As a girl, Tamara dreamed of becoming an archeologist. Instead, just before the advent of the Second World War, she married an architect 14 years her senior. The couple lived in Warsaw, a frequently bombarded city, where Ms. Jaworska gave birth to a daughter, Eva, in 1942. With her husband's health failing, the family moved back to the Polish city of Lodz. After her husband died at the age of 46, Ms. Jaworska took up the study of art and discovered her métier within the versatility of textiles. A second marriage, to an actor, lasted five years. It wasn't until she was introduced to divorced Polish film director Tadeusz (Tad) Jaworski that she found a life partner who understood her compulsive need to create. When the couple married in 1967, she adopted the feminine version of his surname, Jaworska, in keeping with Polish tradition.

Prior to the marriage, Mr. Demarco, at that time a gallery owner/director who was trying to internationalize the world of contemporary Scottish art, travelled to Poland to meet with the Union of Polish Artists, in Warsaw. "It soon became evident," he wrote in a foreword to the coffee table book Tamara – The Art of Weaving, "that it was almost impossible to deal with artists without dealing with the Communist bureaucracy that then ruled their careers."

Declaring Ms. Jaworska to be one of the most important artists he had ever encountered, he managed to circumvent the bureaucracy and, in 1968, presented Ms. Jaworska's first touring exhibition, in Britain.

The timing was fortuitous. Poland was in a state of political crisis, with student uprisings and a desperate government trying to control the situation by expelling intellectuals and Jews. Mr. Jaworski was both. All their important documents and Ms. Jaworska's loom were confiscated at the Polish border as they made their way to Rome. Having produced a film for the Vatican, Mr. Jaworski knew he could rely on assistance from the church while he and his wife contemplated their next move. They decided on Canada because it had a National Film Board similar to the one in Poland where Mr. Jaworski had developed his substantial reputation as a filmmaker. Thinking ahead, Ms. Jaworska contacted Mr. Demarco to ensure that her tapestries wouldn't return to Poland. She knew she would need them in her new country.
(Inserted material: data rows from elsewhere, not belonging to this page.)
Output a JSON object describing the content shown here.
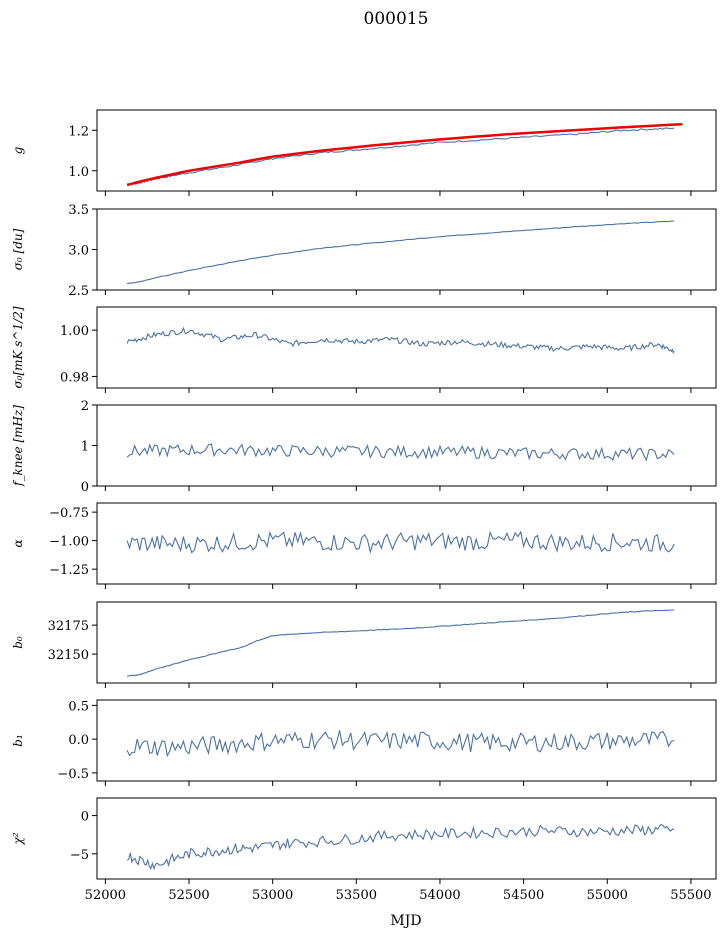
{
  "figure_title": "000015",
  "xlabel": "MJD",
  "colors": {
    "series": "#4c72a6",
    "fit": "#ee0000",
    "axis": "#000000"
  },
  "chart_data": [
    {
      "type": "line",
      "ylabel": "g",
      "xlim": [
        51950,
        55650
      ],
      "ylim": [
        0.9,
        1.3
      ],
      "yticks": [
        1.0,
        1.2
      ],
      "ytick_labels": [
        "1.0",
        "1.2"
      ],
      "xticks": [
        52000,
        52500,
        53000,
        53500,
        54000,
        54500,
        55000,
        55500
      ],
      "series": [
        {
          "x": [
            52130,
            52200,
            52300,
            52500,
            52800,
            53000,
            53300,
            53600,
            54000,
            54400,
            54800,
            55100,
            55400
          ],
          "y": [
            0.93,
            0.94,
            0.96,
            0.99,
            1.03,
            1.06,
            1.09,
            1.11,
            1.14,
            1.16,
            1.18,
            1.2,
            1.21
          ]
        },
        {
          "style": "fit",
          "x": [
            52130,
            52200,
            52300,
            52500,
            52800,
            53000,
            53300,
            53600,
            54000,
            54400,
            54800,
            55100,
            55450
          ],
          "y": [
            0.93,
            0.945,
            0.965,
            1.0,
            1.04,
            1.07,
            1.1,
            1.125,
            1.155,
            1.18,
            1.2,
            1.215,
            1.23
          ]
        }
      ]
    },
    {
      "type": "line",
      "ylabel": "σ₀ [du]",
      "xlim": [
        51950,
        55650
      ],
      "ylim": [
        2.5,
        3.5
      ],
      "yticks": [
        2.5,
        3.0,
        3.5
      ],
      "ytick_labels": [
        "2.5",
        "3.0",
        "3.5"
      ],
      "xticks": [
        52000,
        52500,
        53000,
        53500,
        54000,
        54500,
        55000,
        55500
      ],
      "series": [
        {
          "x": [
            52130,
            52200,
            52300,
            52500,
            52800,
            53000,
            53300,
            53600,
            54000,
            54400,
            54800,
            55100,
            55400
          ],
          "y": [
            2.58,
            2.6,
            2.65,
            2.74,
            2.86,
            2.93,
            3.02,
            3.08,
            3.16,
            3.22,
            3.28,
            3.32,
            3.35
          ]
        }
      ]
    },
    {
      "type": "line",
      "ylabel": "σ₀[mK s^1/2]",
      "xlim": [
        51950,
        55650
      ],
      "ylim": [
        0.975,
        1.01
      ],
      "yticks": [
        0.98,
        1.0
      ],
      "ytick_labels": [
        "0.98",
        "1.00"
      ],
      "xticks": [
        52000,
        52500,
        53000,
        53500,
        54000,
        54500,
        55000,
        55500
      ],
      "series": [
        {
          "x": [
            52130,
            52300,
            52500,
            52700,
            52900,
            53100,
            53300,
            53500,
            53700,
            53900,
            54100,
            54300,
            54500,
            54700,
            54900,
            55100,
            55300,
            55400
          ],
          "y": [
            0.995,
            0.998,
            1.0,
            0.996,
            0.998,
            0.994,
            0.996,
            0.995,
            0.996,
            0.994,
            0.995,
            0.994,
            0.993,
            0.992,
            0.993,
            0.992,
            0.994,
            0.991
          ]
        }
      ]
    },
    {
      "type": "line",
      "ylabel": "f_knee [mHz]",
      "xlim": [
        51950,
        55650
      ],
      "ylim": [
        0,
        2
      ],
      "yticks": [
        0,
        1,
        2
      ],
      "ytick_labels": [
        "0",
        "1",
        "2"
      ],
      "xticks": [
        52000,
        52500,
        53000,
        53500,
        54000,
        54500,
        55000,
        55500
      ],
      "series": [
        {
          "x": [
            52130,
            52400,
            52700,
            53000,
            53300,
            53600,
            53900,
            54200,
            54500,
            54800,
            55100,
            55400
          ],
          "y": [
            0.85,
            0.88,
            0.9,
            0.87,
            0.86,
            0.85,
            0.84,
            0.83,
            0.8,
            0.8,
            0.79,
            0.78
          ]
        }
      ]
    },
    {
      "type": "line",
      "ylabel": "α",
      "xlim": [
        51950,
        55650
      ],
      "ylim": [
        -1.38,
        -0.67
      ],
      "yticks": [
        -1.25,
        -1.0,
        -0.75
      ],
      "ytick_labels": [
        "−1.25",
        "−1.00",
        "−0.75"
      ],
      "xticks": [
        52000,
        52500,
        53000,
        53500,
        54000,
        54500,
        55000,
        55500
      ],
      "series": [
        {
          "x": [
            52130,
            52400,
            52700,
            53000,
            53300,
            53600,
            53900,
            54200,
            54500,
            54800,
            55100,
            55400
          ],
          "y": [
            -1.02,
            -1.03,
            -1.02,
            -1.0,
            -1.01,
            -1.02,
            -1.0,
            -1.01,
            -1.0,
            -1.02,
            -1.01,
            -1.03
          ]
        }
      ]
    },
    {
      "type": "line",
      "ylabel": "b₀",
      "xlim": [
        51950,
        55650
      ],
      "ylim": [
        32125,
        32195
      ],
      "yticks": [
        32150,
        32175
      ],
      "ytick_labels": [
        "32150",
        "32175"
      ],
      "xticks": [
        52000,
        52500,
        53000,
        53500,
        54000,
        54500,
        55000,
        55500
      ],
      "series": [
        {
          "x": [
            52130,
            52200,
            52300,
            52500,
            52700,
            52820,
            52900,
            53000,
            53200,
            53500,
            53800,
            54100,
            54400,
            54700,
            55000,
            55200,
            55400
          ],
          "y": [
            32131,
            32132,
            32137,
            32145,
            32152,
            32156,
            32161,
            32166,
            32168,
            32170,
            32172,
            32175,
            32178,
            32181,
            32185,
            32187,
            32188
          ]
        }
      ]
    },
    {
      "type": "line",
      "ylabel": "b₁",
      "xlim": [
        51950,
        55650
      ],
      "ylim": [
        -0.62,
        0.58
      ],
      "yticks": [
        -0.5,
        0.0,
        0.5
      ],
      "ytick_labels": [
        "−0.5",
        "0.0",
        "0.5"
      ],
      "xticks": [
        52000,
        52500,
        53000,
        53500,
        54000,
        54500,
        55000,
        55500
      ],
      "series": [
        {
          "x": [
            52130,
            52400,
            52700,
            53000,
            53300,
            53600,
            53900,
            54200,
            54500,
            54800,
            55100,
            55400
          ],
          "y": [
            -0.1,
            -0.12,
            -0.08,
            -0.02,
            0.0,
            -0.03,
            -0.02,
            -0.05,
            -0.05,
            -0.04,
            -0.02,
            -0.02
          ]
        }
      ]
    },
    {
      "type": "line",
      "ylabel": "χ²",
      "xlim": [
        51950,
        55650
      ],
      "ylim": [
        -8.3,
        2.3
      ],
      "yticks": [
        -5,
        0
      ],
      "ytick_labels": [
        "−5",
        "0"
      ],
      "xticks": [
        52000,
        52500,
        53000,
        53500,
        54000,
        54500,
        55000,
        55500
      ],
      "xtick_labels": [
        "52000",
        "52500",
        "53000",
        "53500",
        "54000",
        "54500",
        "55000",
        "55500"
      ],
      "series": [
        {
          "x": [
            52130,
            52300,
            52500,
            52700,
            52900,
            53100,
            53400,
            53700,
            54000,
            54300,
            54600,
            54900,
            55200,
            55400
          ],
          "y": [
            -5.2,
            -6.5,
            -5.0,
            -4.5,
            -4.2,
            -3.6,
            -3.2,
            -2.6,
            -2.4,
            -2.2,
            -2.0,
            -2.1,
            -1.9,
            -1.8
          ]
        }
      ]
    }
  ]
}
In 1969, the couple settled in Montreal to begin a new life as complete unknowns. Once again, social unrest – this time in the form of the separatist movement – made them feel unsafe. Within a few months, they moved to Toronto, where a weaving instructor provided Ms. Jaworska with the tools she needed until she could arrange for a loom of her own. As soon as her travelling exhibit arrived safely in Toronto from Britain, Ms. Jaworska arranged an exhibition at the Merton Gallery. Proceeds from gallery sales allowed them to buy a house in Willowdale with enough room for a studio. A specially constructed loom was ordered and shipped from Poland. Upon its arrival, Ms. Jaworska immediately set to work on the behemoth Unity for Bell Place.
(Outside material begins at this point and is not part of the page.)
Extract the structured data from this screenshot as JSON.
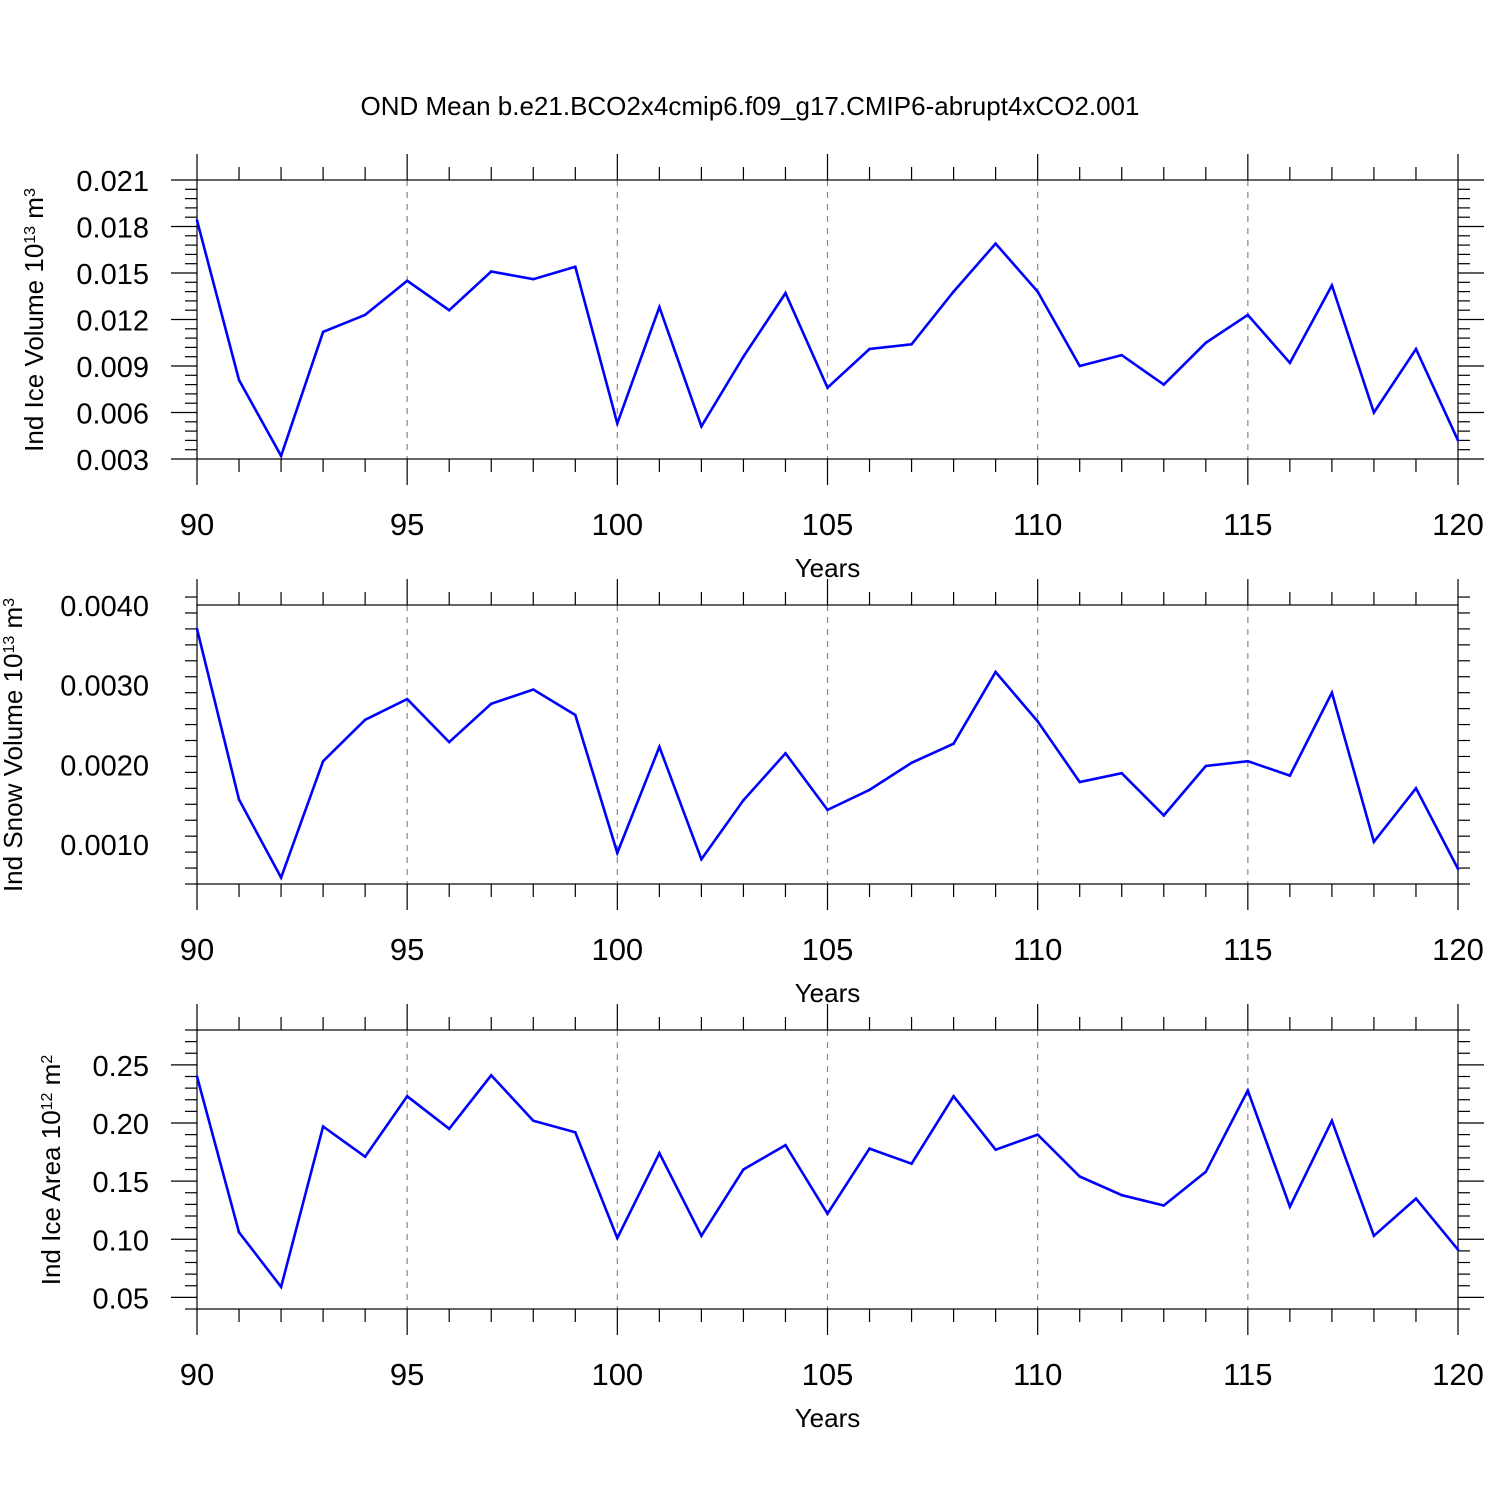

Ms. Jaworska's fame was spreading. Many group and solo exhibitions followed, both at home and around the world. Hal Jackman, who would later become lieutenant-governor of Ontario, was a fan of Ms. Jaworska's art and opened her exhibitions whenever his schedule permitted.

Tad Jaworski's career was also on the rise. His 1972 documentary Selling Out, about a PEI man selling everything he owned, won an Etrog, the precursor to the Genie award. The film was subsequently nominated for an Oscar. Doors, previously closed to the couple, were now wide open.
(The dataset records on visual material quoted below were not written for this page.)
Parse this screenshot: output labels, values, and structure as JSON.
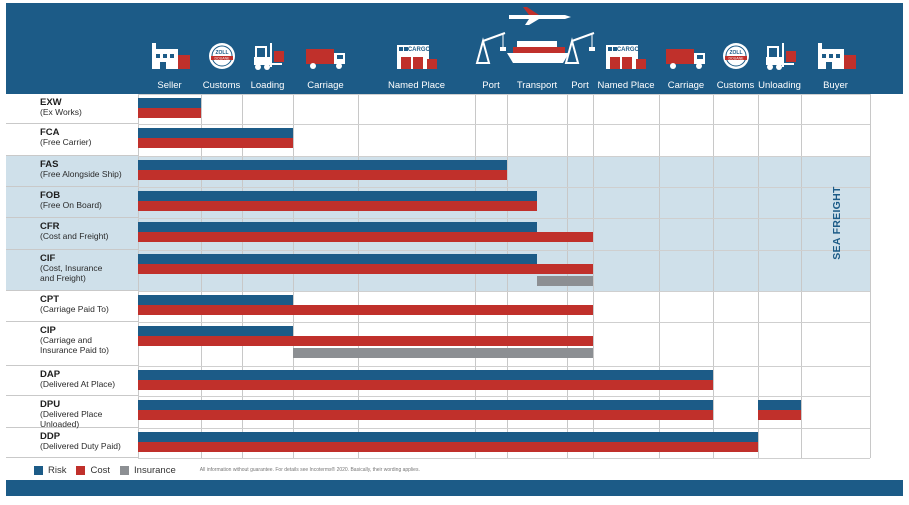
{
  "colors": {
    "header": "#1c5b87",
    "risk": "#1c5b87",
    "cost": "#c0302b",
    "insurance": "#8c8f93",
    "sea": "#cfe0ea"
  },
  "stages": [
    {
      "label": "Seller",
      "icon": "factory-icon"
    },
    {
      "label": "Customs",
      "icon": "customs-stamp-icon"
    },
    {
      "label": "Loading",
      "icon": "forklift-icon"
    },
    {
      "label": "Carriage",
      "icon": "truck-icon"
    },
    {
      "label": "Named Place",
      "icon": "cargo-warehouse-icon"
    },
    {
      "label": "Port",
      "icon": "crane-icon"
    },
    {
      "label": "Transport",
      "icon": "ship-plane-icon"
    },
    {
      "label": "Port",
      "icon": "crane-icon"
    },
    {
      "label": "Named Place",
      "icon": "cargo-warehouse-icon"
    },
    {
      "label": "Carriage",
      "icon": "truck-icon"
    },
    {
      "label": "Customs",
      "icon": "customs-stamp-icon"
    },
    {
      "label": "Unloading",
      "icon": "forklift-icon"
    },
    {
      "label": "Buyer",
      "icon": "factory-icon"
    }
  ],
  "icon_text": {
    "cargo": "CARGO",
    "customs_top": "ZOLL",
    "customs_bottom": "DOUANE"
  },
  "terms": [
    {
      "code": "EXW",
      "desc": [
        "(Ex Works)"
      ],
      "risk": [
        0,
        1
      ],
      "cost": [
        0,
        1
      ],
      "insurance": null,
      "sea": false
    },
    {
      "code": "FCA",
      "desc": [
        "(Free Carrier)"
      ],
      "risk": [
        0,
        3
      ],
      "cost": [
        0,
        3
      ],
      "insurance": null,
      "sea": false
    },
    {
      "code": "FAS",
      "desc": [
        "(Free Alongside Ship)"
      ],
      "risk": [
        0,
        6
      ],
      "cost": [
        0,
        6
      ],
      "insurance": null,
      "sea": true
    },
    {
      "code": "FOB",
      "desc": [
        "(Free On Board)"
      ],
      "risk": [
        0,
        6.5
      ],
      "cost": [
        0,
        6.5
      ],
      "insurance": null,
      "sea": true
    },
    {
      "code": "CFR",
      "desc": [
        "(Cost and Freight)"
      ],
      "risk": [
        0,
        6.5
      ],
      "cost": [
        0,
        8
      ],
      "insurance": null,
      "sea": true
    },
    {
      "code": "CIF",
      "desc": [
        "(Cost, Insurance",
        " and Freight)"
      ],
      "risk": [
        0,
        6.5
      ],
      "cost": [
        0,
        8
      ],
      "insurance": [
        6.5,
        8
      ],
      "sea": true
    },
    {
      "code": "CPT",
      "desc": [
        "(Carriage Paid To)"
      ],
      "risk": [
        0,
        3
      ],
      "cost": [
        0,
        8
      ],
      "insurance": null,
      "sea": false
    },
    {
      "code": "CIP",
      "desc": [
        "(Carriage and",
        " Insurance Paid to)"
      ],
      "risk": [
        0,
        3
      ],
      "cost": [
        0,
        8
      ],
      "insurance": [
        3,
        8
      ],
      "sea": false
    },
    {
      "code": "DAP",
      "desc": [
        "(Delivered At Place)"
      ],
      "risk": [
        0,
        10
      ],
      "cost": [
        0,
        10
      ],
      "insurance": null,
      "sea": false
    },
    {
      "code": "DPU",
      "desc": [
        "(Delivered Place",
        "Unloaded)"
      ],
      "risk": [
        0,
        10
      ],
      "cost": [
        0,
        10
      ],
      "risk_extra": [
        11,
        12
      ],
      "cost_extra": [
        11,
        12
      ],
      "insurance": null,
      "sea": false
    },
    {
      "code": "DDP",
      "desc": [
        "(Delivered Duty Paid)"
      ],
      "risk": [
        0,
        11
      ],
      "cost": [
        0,
        11
      ],
      "insurance": null,
      "sea": false
    }
  ],
  "sea_label": "SEA FREIGHT",
  "legend": [
    {
      "label": "Risk",
      "color": "#1c5b87"
    },
    {
      "label": "Cost",
      "color": "#c0302b"
    },
    {
      "label": "Insurance",
      "color": "#8c8f93"
    }
  ],
  "disclaimer": "All information without guarantee. For details see Incoterms® 2020. Basically, their wording applies."
}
Part of Ms. Jaworska's genius lay in changing the perception of weavers from easily dismissed craftspeople into recognized artists. Her primary concern, however, was always the work itself.

"Tamara was quiet. She was meditative, like her tapestries," said friend and interior designer Kika Misztela, who is now engaged in trying to organize a permanent home in Canada for Ms. Jaworska's work. "She was a tiny woman," Ms. Misztela said, "but she had a very big vision."